Due to the presumed dominance of total planktonic archaeal production by autotrophic Thaumarchaeota, stable carbon isotope measurements of GDGTs have been proposed as a tool to infer past changes in marine δ13CDIC values (Hoefs et al., 1997, Schouten et al., 1998), for example during Cretaceous ocean anoxic events (Kuypers et al., 2001) or other episodes where carbonate sedimentation is restricted or absent. However, the fidelity of a proposed paleo-δ13CDIC proxy requires that carbon assimilation by Thaumarchaeota be accompanied by a constant biosynthetic isotope effect (εAr, signifying the difference between the inorganic carbon source and the archaeal biomass), and that there be minimal influence from mixotrophic or heterotrophic carbon assimilation, including any contributions by Euryarchaeota.

To date, preliminary evidence that GDGTs could serve as a paleo-δ13CDIC proxy has invoked the relatively constant δ13C value of −21 ± 1.5‰ for the crenarchaeol-specific C40:3 biphytane (sidechain hydrocarbon) observed in recent depositional environments (Schouten et al., 2013). The 3HP/4HB pathway of carbon fixation in Thaumarchaeota is specific to HCO3, leading to the supposition that a relatively stable ocean δ13CDIC signature (mostly reflecting δ13CHCO3− values), high and relatively invariant [HCO3], and a constant biosynthetic εAr value would lead to stable values of δ13CGDGT for the entire exported pool of water-column GDGTs.

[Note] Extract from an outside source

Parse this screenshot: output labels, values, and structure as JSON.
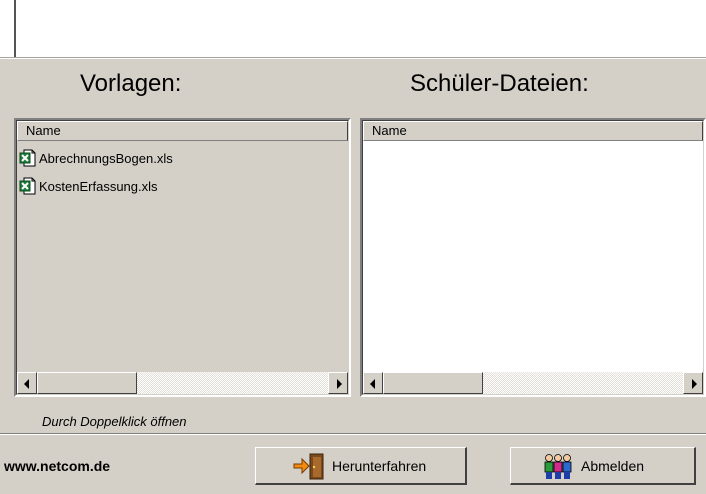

However, a limited survey of recent core-top sediments showed that δ13CGDGT values, including the Thaumarchaeota-specific crenarchaeol, are not truly constant with respect to δ13CDIC values (Pearson et al., 2016). This finding, plus earlier carbon isotopic measurements (Ingalls et al., 2006), were interpreted as reflecting a small but significant (~20%) contribution of heterotrophically-assimilated organic carbon by the total archaeal community. Although marine Thaumarchaeota take up amino acids (Ouverney and Fuhrman, 2000, Teira et al., 2004, Herndl et al., 2005, Qin et al., 2014), and some strains of soil-group I.1b Thaumarchaeota appear to require pyruvate supplementation (Tourna et al., 2011), recent work has proposed that the role for organic acids is to detoxify oxygen radicals formed as a byproduct of ammonia oxidation (Kim et al., 2016). Organic carbon does not appear to be incorporated into biomass, nor do organic substrates actually promote growth (Kim et al., 2016). This would suggest that lipid isotope studies may have overestimated the contribution of mixotrophy or heterotrophy to Thaumarchaeota, and that other factors should be considered in the interpretation of non-constant δ13CGDGT values.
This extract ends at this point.